Reincidência não é suficiente para impedir, por si só, a aplicação do princípio da insignificância. A conclusão é do ministro Gilmar Mendes, do STF, em duas recentes decisões que envolviam pequenos delitos: um sobre o furto de um bone; e o outro sobre o furto de duas telhas de aço.
"Para o reconhecimento de causa de exclusão de tipicidade ou ilicitude, são irrelevantes, em tese, os dados da vida pregressa do acusado."
Em ambos os casos, a Defensoria Pública de MG impetrou HC no STF pedindo a absolvição dos condenados.
Furto de boné
No primeiro caso, o paciente furtou um boné que se encontrava à venda na prateleira, deixando o local com o produto do furto. O MP, no entanto, requereu a absolvição do homem em razão da irrelevância da conduta.
Acontece que o magistrado de 1º grau não acatou esse argumento por causa da reincidência do homem: "face a reincidência do acusado, segundo entendimento majoritário na jurisprudência, impede o reconhecimento do princípio da insignificância, notadamente em razão de ganhar a conduta de furto contornos de maior reprovabilidade".
- Processo: HC 210.024
Telhas de aço
No outro caso, o paciente furtou duas telhas de aço, que estariam em desuso, de uma antiga fábrica de biscoitos que estava desativada.
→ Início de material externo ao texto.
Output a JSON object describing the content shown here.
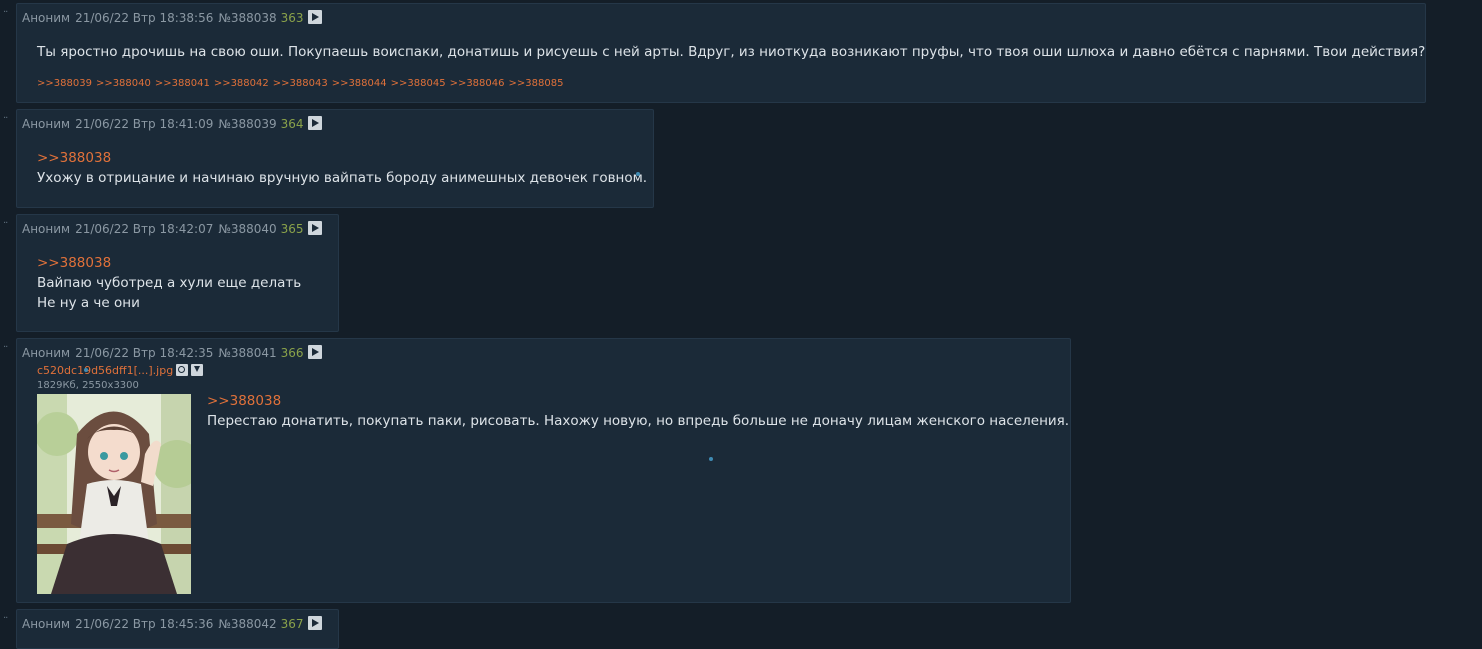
{
  "posts": [
    {
      "author": "Аноним",
      "date": "21/06/22 Втр 18:38:56",
      "id": "№388038",
      "num": "363",
      "lines": [
        "Ты яростно дрочишь на свою оши. Покупаешь воиспаки, донатишь и рисуешь с ней арты. Вдруг, из ниоткуда возникают пруфы, что твоя оши шлюха и давно ебётся с парнями. Твои действия?"
      ],
      "replies": [
        ">>388039",
        ">>388040",
        ">>388041",
        ">>388042",
        ">>388043",
        ">>388044",
        ">>388045",
        ">>388046",
        ">>388085"
      ]
    },
    {
      "author": "Аноним",
      "date": "21/06/22 Втр 18:41:09",
      "id": "№388039",
      "num": "364",
      "reply_to": ">>388038",
      "lines": [
        "Ухожу в отрицание и начинаю вручную вайпать бороду анимешных девочек говном."
      ]
    },
    {
      "author": "Аноним",
      "date": "21/06/22 Втр 18:42:07",
      "id": "№388040",
      "num": "365",
      "reply_to": ">>388038",
      "lines": [
        "Вайпаю чуботред а хули еще делать",
        "Не ну а че они"
      ]
    },
    {
      "author": "Аноним",
      "date": "21/06/22 Втр 18:42:35",
      "id": "№388041",
      "num": "366",
      "file_name": "c520dc19d56dff1[...].jpg",
      "file_meta": "1829Кб, 2550x3300",
      "reply_to": ">>388038",
      "lines": [
        "Перестаю донатить, покупать паки, рисовать. Нахожу новую, но впредь больше не доначу лицам женского населения."
      ]
    },
    {
      "author": "Аноним",
      "date": "21/06/22 Втр 18:45:36",
      "id": "№388042",
      "num": "367"
    }
  ]
}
Ele foi preso em flagrante quando ainda estava próximo ao local, quando, então, restituiu os objetos. Negou-se-lhe o princípio da insignificância, porque é reincidente.
- Processo: HC 210.032
Insignificância, sim
Os dois casos estão sob relatoria de Gilmar Mendes. Nas decisões, o ministro relembrou julgamentos do plenário do STF que reconheceram que a reincidência não é suficiente para impedir, por si só, a aplicação do princípio da insignificância (HCs 123.108, 123.533 e 123.734).
"É por isso mesmo que tenho concedido, mas não deliberadamente, ordens de habeas corpus a reincidentes", registrou.
O relator explicou que, se o princípio da insignificância é causa de exclusão da própria tipicidade, resta irrelevante a análise da ficha de antecedentes criminais. "É, em certa medida, semelhante ao ato do magistrado que, para apurar se o réu agiu em legítima defesa, manda juntar aos autos folha de antecedentes criminais, a fim de saber se ele é primário ou reincidente", esclareceu.
De acordo com Gilmar Mendes, a primariedade/reincidência não é elemento da tipicidade, mas circunstância afeta à individualização da pena, "motivo por que não faz qualquer sentido indagar, para o reconhecimento de atipicidade, se o réu é primário".